During the months of January and February, when the great mon-lam (or prayer-meeting) fair takes place at Lhasa, the city is occasionally visited by a highly infectious disease which causes great havoc among the people when the crowd is great. When the disease is not properly treated the patient generally dies before the tenth day, but those cases which have passed the thirteenth day are considered hopeful. Tibetan physicians, by watching this disease in its different phases, have achieved remarkable success in treating it with their indigenous drugs.

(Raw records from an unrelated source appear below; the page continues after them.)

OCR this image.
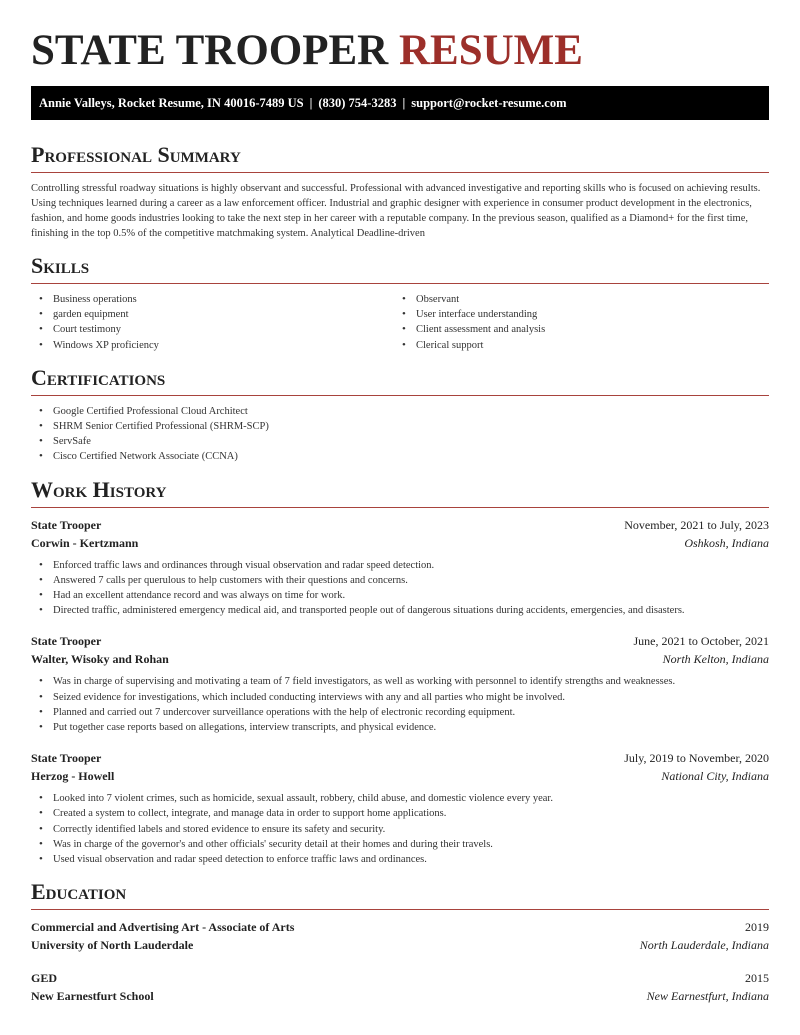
STATE TROOPER RESUME
Annie Valleys, Rocket Resume, IN 40016-7489 US | (830) 754-3283 | support@rocket-resume.com
Professional Summary

Controlling stressful roadway situations is highly observant and successful. Professional with advanced investigative and reporting skills who is focused on achieving results. Using techniques learned during a career as a law enforcement officer. Industrial and graphic designer with experience in consumer product development in the electronics, fashion, and home goods industries looking to take the next step in her career with a reputable company. In the previous season, qualified as a Diamond+ for the first time, finishing in the top 0.5% of the competitive matchmaking system. Analytical Deadline-driven

Skills
• Business operations
• garden equipment
• Court testimony
• Windows XP proficiency
• Observant
• User interface understanding
• Client assessment and analysis
• Clerical support
Certifications
• Google Certified Professional Cloud Architect
• SHRM Senior Certified Professional (SHRM-SCP)
• ServSafe
• Cisco Certified Network Associate (CCNA)
Work History
State Trooper	November, 2021 to July, 2023
Corwin - Kertzmann	Oshkosh, Indiana
• Enforced traffic laws and ordinances through visual observation and radar speed detection.
• Answered 7 calls per querulous to help customers with their questions and concerns.
• Had an excellent attendance record and was always on time for work.
• Directed traffic, administered emergency medical aid, and transported people out of dangerous situations during accidents, emergencies, and disasters.
State Trooper	June, 2021 to October, 2021
Walter, Wisoky and Rohan	North Kelton, Indiana
• Was in charge of supervising and motivating a team of 7 field investigators, as well as working with personnel to identify strengths and weaknesses.
• Seized evidence for investigations, which included conducting interviews with any and all parties who might be involved.
• Planned and carried out 7 undercover surveillance operations with the help of electronic recording equipment.
• Put together case reports based on allegations, interview transcripts, and physical evidence.
State Trooper	July, 2019 to November, 2020
Herzog - Howell	National City, Indiana
• Looked into 7 violent crimes, such as homicide, sexual assault, robbery, child abuse, and domestic violence every year.
• Created a system to collect, integrate, and manage data in order to support home applications.
• Correctly identified labels and stored evidence to ensure its safety and security.
• Was in charge of the governor's and other officials' security detail at their homes and during their travels.
• Used visual observation and radar speed detection to enforce traffic laws and ordinances.
Education
Commercial and Advertising Art - Associate of Arts	2019
University of North Lauderdale	North Lauderdale, Indiana
GED	2015
New Earnestfurt School	New Earnestfurt, Indiana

In Lhasa, Shigatse, and other towns and monasteries of Tibet, the principal disease from which people suffer and die is paralysis.[1] Five different kinds of this disease are recognized by Tibetan physicians, who also profess to have observed that the first symptoms generally show themselves on the 4th, 8th, 11th, 15th, 18th, 22nd, 25th, or 29th day of the lunar month. Persons who have passed their sixtieth year seldom survive a paralytic stroke of any kind. All other cases in their milder forms are curable by proper and regular medical treatment.
Leprosy is prevalent in most of the countries of High Asia. It is variously called glud-nad, "the nag's (serpent's) disease," and mje-nad,[2] the “corroding malady,” and is believed to originate from various causes, fanciful and real. By digging in pestilential soil where snakes live, turning up stones under which these reptiles lurk, felling poisonous trees, throwing tea, water, or cooked food and other refuse on the blazing hearth, men are said to excite the wrath of the Nagas and mischievous spirits of the upper and nether worlds, who delight in working the ruin of the human race. They spread this hateful malady by the exhalation of their breath, by their poisonous touch or malignant glance, or even by the power of their malignant wish. The "charmed banner"[3] is a great preventive of these evils. The people of High Asia generally fix banners with printed charms thereon near to or on their houses, as they are believed to prevent the Nagas entering them. Leprosy is likewise assumed to be the
- ↑ Our author gives the name of this disease as gzah-nad. Jaeschke, 'Tib. engl. dict.,' translates this word by "apoplexy," adding that, in Western Tibet it seems to be used only for "epilepsy."—(W. R.)
- ↑ Klu nad, or Klin gnod-nad, meaning that the Nagas brings about the disease. Mje nad is mdje nad.—(W. R.)
- ↑ These charmed banners are the lung-ta, or "airy horses," of which mention is frequently made in this work.